Bytecode Optimizer
The PgEngine bytecode optimizer is a multi-pass optimization system that transforms bytecode after compilation but before execution. It performs pattern-based transformations to improve runtime performance and reduce bytecode size.
Overview
The optimization system consists of:
PassManager: Orchestrates multiple optimization passes
BytecodePass: Base class for individual optimization passes
BytecodeRewriter: Pattern matching and bytecode transformation engine
Optimization Passes: Specific optimization implementations
The optimizer runs automatically after compilation (unless disabled) and can apply multiple iterations of each pass until no more optimizations are found.
Architecture
PassManager
The PassManager coordinates the execution of optimization passes:
Responsibilities:
Maintains ordered list of optimization passes
Executes passes in sequence
Handles multi-pass iterations
Provides debug output for optimization process
Manages the shared
BytecodeRewriterinstance
Configuration:
// Enable/disable optimization
vm->enableBytecodeOptimization();
vm->disableBytecodeOptimization();
// Enable debug output to see transformations
vm->enableOptimizationDebugging();
// List all registered passes
vm->listOptimizationPasses();
BytecodePass Interface
All optimization passes inherit from BytecodePass:
class BytecodePass {
public:
virtual ~BytecodePass() = default;
// Pass identification
virtual std::string getName() const = 0;
// Execute the optimization pass
virtual bool runPass(Chunk& chunk, BytecodeRewriter* rewriter) = 0;
// Indicates if pass changes bytecode size
virtual bool changesSize() const { return false; }
// Indicates if pass should run multiple times
virtual bool requiresMultiplePasses() const { return false; }
};
BytecodeRewriter
The BytecodeRewriter provides powerful pattern matching and transformation capabilities:
Pattern Elements:
match(opcode): Match specific opcodeanyOf(opcodes): Match any of multiple opcodeswildcard(): Match any opcodePredefined groups:
constant(),load(),store(),jump(), etc.
Advanced Features:
Capture matched instructions for analysis
Lambda-based transformations
Conditional pattern matching
Automatic jump offset adjustment
Safe bytecode rewriting
Optimization Passes
The VM includes several built-in optimization passes that run by default.
Constant Folding Pass
Purpose: Evaluate constant expressions at compile time
Name: ConstantFoldingPass
Transformations:
Arithmetic on Constants:
# Before OP_Constant 5 OP_Constant 3 OP_Add # After OP_Constant 8
Comparison on Constants:
# Before OP_Constant 10 OP_Constant 5 OP_Greater # After OP_True
Logical Operations:
# Before OP_True OP_False OP_And # After OP_False
Benefits:
Reduces instruction count
Eliminates runtime computation
Smaller constant table
Better cache utilization
Properties:
Changes bytecode size: Yes
Requires multiple passes: Yes (for nested expressions)

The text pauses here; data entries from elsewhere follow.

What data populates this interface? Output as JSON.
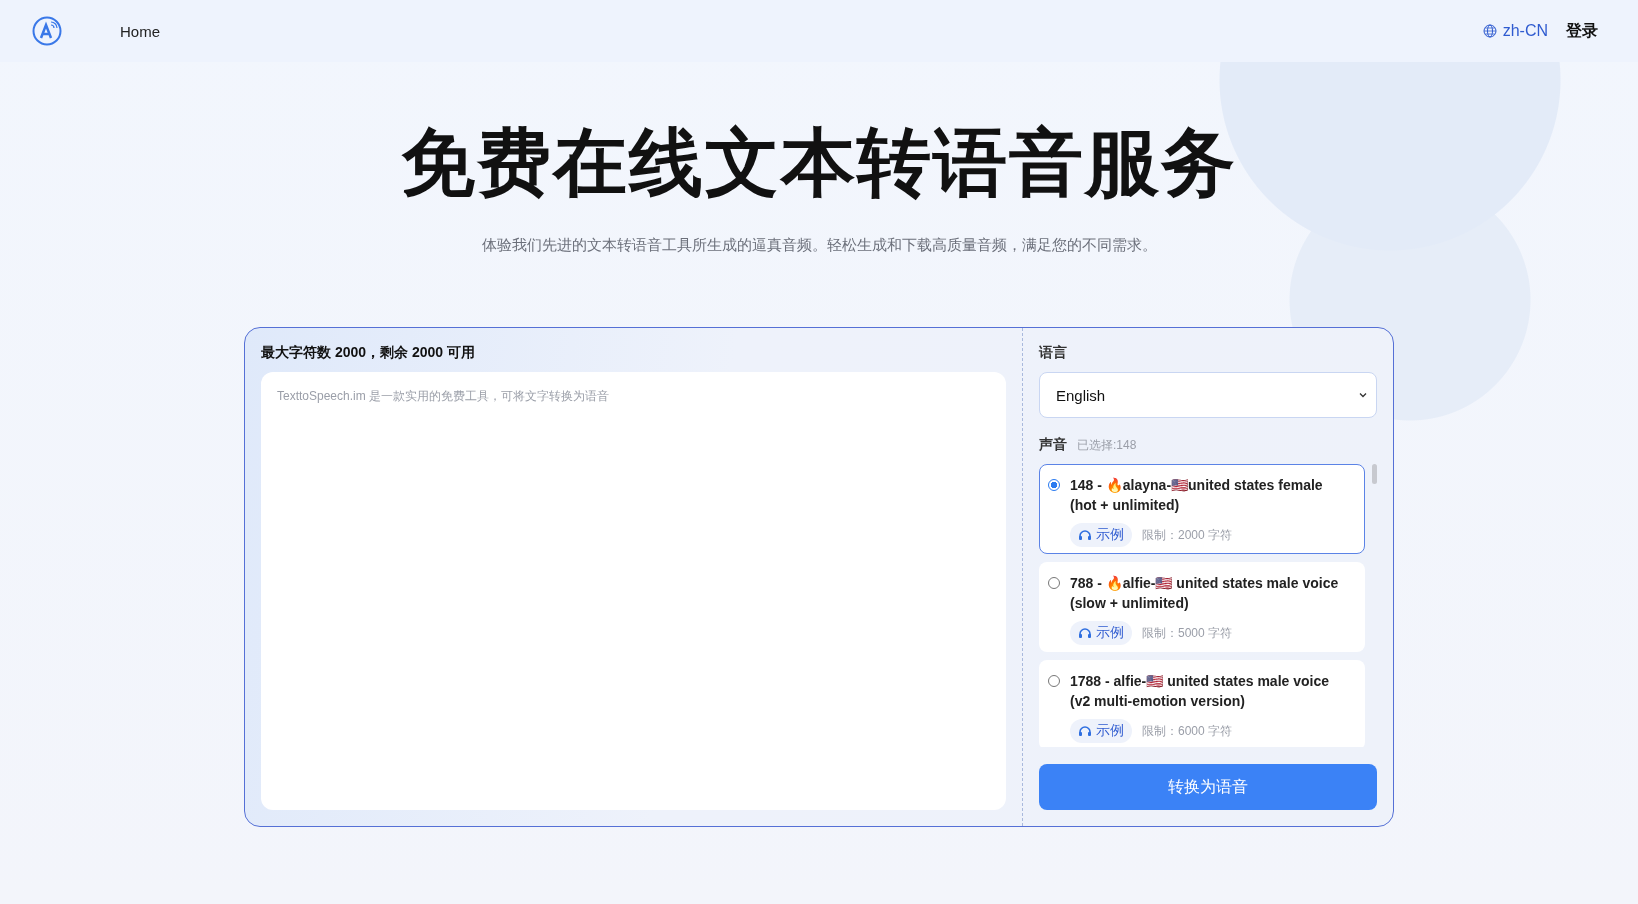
{
  "header": {
    "nav": [
      {
        "label": "Home"
      }
    ],
    "language": "zh-CN",
    "login": "登录"
  },
  "hero": {
    "title": "免费在线文本转语音服务",
    "subtitle": "体验我们先进的文本转语音工具所生成的逼真音频。轻松生成和下载高质量音频，满足您的不同需求。"
  },
  "editor": {
    "counter": "最大字符数 2000，剩余 2000 可用",
    "placeholder": "TexttoSpeech.im 是一款实用的免费工具，可将文字转换为语音"
  },
  "settings": {
    "language_label": "语言",
    "language_value": "English",
    "voice_label": "声音",
    "voice_selected": "已选择:148",
    "voices": [
      {
        "name": "148 - 🔥alayna-🇺🇸united states female (hot + unlimited)",
        "sample": "示例",
        "limit": "限制：2000 字符",
        "selected": true
      },
      {
        "name": "788 - 🔥alfie-🇺🇸 united states male voice (slow + unlimited)",
        "sample": "示例",
        "limit": "限制：5000 字符",
        "selected": false
      },
      {
        "name": "1788 - alfie-🇺🇸 united states male voice (v2 multi-emotion version)",
        "sample": "示例",
        "limit": "限制：6000 字符",
        "selected": false
      }
    ],
    "convert_button": "转换为语音"
  }
}
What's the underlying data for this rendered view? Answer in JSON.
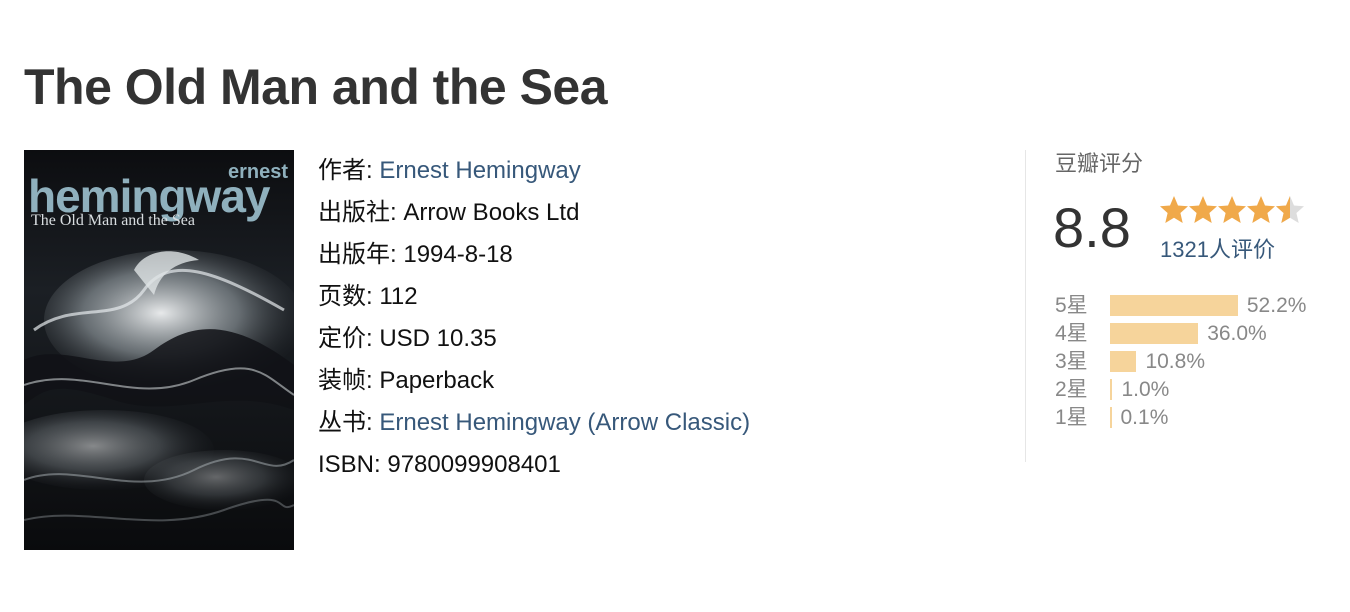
{
  "book": {
    "title": "The Old Man and the Sea",
    "cover": {
      "author_first": "ernest",
      "author_last": "hemingway",
      "title": "The Old Man and the Sea"
    },
    "info": [
      {
        "label": "作者:",
        "value": "Ernest Hemingway",
        "link": true
      },
      {
        "label": "出版社:",
        "value": "Arrow Books Ltd",
        "link": false
      },
      {
        "label": "出版年:",
        "value": "1994-8-18",
        "link": false
      },
      {
        "label": "页数:",
        "value": "112",
        "link": false
      },
      {
        "label": "定价:",
        "value": "USD 10.35",
        "link": false
      },
      {
        "label": "装帧:",
        "value": "Paperback",
        "link": false
      },
      {
        "label": "丛书:",
        "value": "Ernest Hemingway (Arrow Classic)",
        "link": true
      },
      {
        "label": "ISBN:",
        "value": "9780099908401",
        "link": false
      }
    ]
  },
  "rating": {
    "heading": "豆瓣评分",
    "score": "8.8",
    "stars": 4.5,
    "count": "1321人评价",
    "distribution": [
      {
        "label": "5星",
        "percent": 52.2,
        "display": "52.2%"
      },
      {
        "label": "4星",
        "percent": 36.0,
        "display": "36.0%"
      },
      {
        "label": "3星",
        "percent": 10.8,
        "display": "10.8%"
      },
      {
        "label": "2星",
        "percent": 1.0,
        "display": "1.0%"
      },
      {
        "label": "1星",
        "percent": 0.1,
        "display": "0.1%"
      }
    ]
  },
  "colors": {
    "link": "#37587a",
    "star": "#f0a94a",
    "star_empty": "#dddddd",
    "bar": "#f6d49b",
    "cover_text": "#8fb0bd"
  }
}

Increment Optimization Pass
Purpose: Convert addition patterns to specialized increment instructions
Name: IncrementOptimizationPass
Transformations:
Pre-increment pattern:
# Before
OP_Get_Local 0
OP_Constant 1
OP_Add
OP_Set_Local 0
OP_Pop
# After
OP_Incr_Local 0
Post-increment pattern:
# Before
OP_Get_Local 0
OP_Constant 1
OP_Add
OP_Set_Local 0
# After
OP_Short_Int 0
OP_Post_Incr_Local 0
Benefits:
5 instructions → 1-2 instructions
Faster execution (specialized opcode)
Smaller bytecode size
Common in loops
Fuse OP_Pop Pass
Purpose: Combine multiple consecutive pop operations
Name: FuseOpPop
Transformations:
Two pops:
# Before
OP_Pop
OP_Pop
# After
OP_PopN 2
Pop + PopN:
# Before
OP_Pop
OP_PopN 3
# After
OP_PopN 4
PopN + PopN:
# Before
OP_PopN 5
OP_PopN 3
# After
OP_PopN 8
Benefits:
Reduces instruction count
Better branch prediction
Fewer instruction fetches
Smaller bytecode
Properties:
Changes bytecode size: Yes
Requires multiple passes: Yes (for consecutive fusions)

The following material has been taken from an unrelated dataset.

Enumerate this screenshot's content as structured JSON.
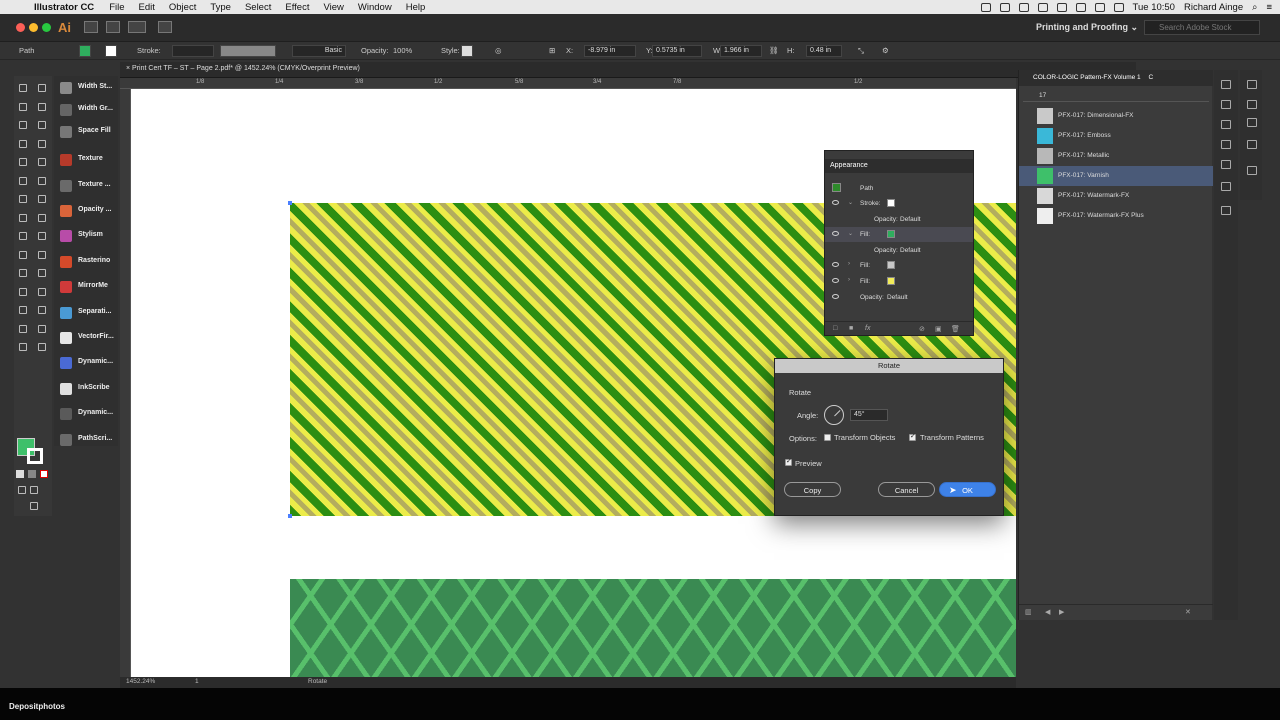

Long Jump Optimization Pass
Purpose: Convert short jumps to long jumps when necessary, or long jumps to short jumps when possible
Name: LongJumpOptimizationPass
Transformations:
# Before (jump offset > 65535)
OP_Jump 0x1234
# After
OP_Long_Jump 0x00012345
# Before (long jump with offset < 65535)
OP_Long_Jump 0x0000FFFF
# After
OP_Jump 0xFFFF
Benefits:
Correct jumps for large functions
Smaller bytecode when long jumps unnecessary
Handles bytecode size changes from other passes
Remove Redundant Get/Define Global Pass
Purpose: Optimize patterns where globals are defined and immediately accessed
Name: RemoveDefGetGlobalRedundancy
Transformations:
# Before
OP_Constant <value>
OP_Define_Global <name>
OP_Get_Global <name>
# After
OP_Constant <value>
OP_Define_Global_Non_Popping <name>
Benefits:
Eliminates redundant global lookup
One less instruction
Value stays on stack
Simplify Constant Pass
Purpose: Replace constant access patterns with optimized variants
Name: SimplifyConstantPass
Transformations:
Small integers:
# Before
OP_Constant <index of integer 0-255>
# After
OP_Short_Int <value>
Constant globals:
# Before
OP_Constant <name>
OP_Define_Global
# After
OP_Define_Constant_Global <name>
Benefits:
Smaller bytecode
Faster execution (no constant table lookup)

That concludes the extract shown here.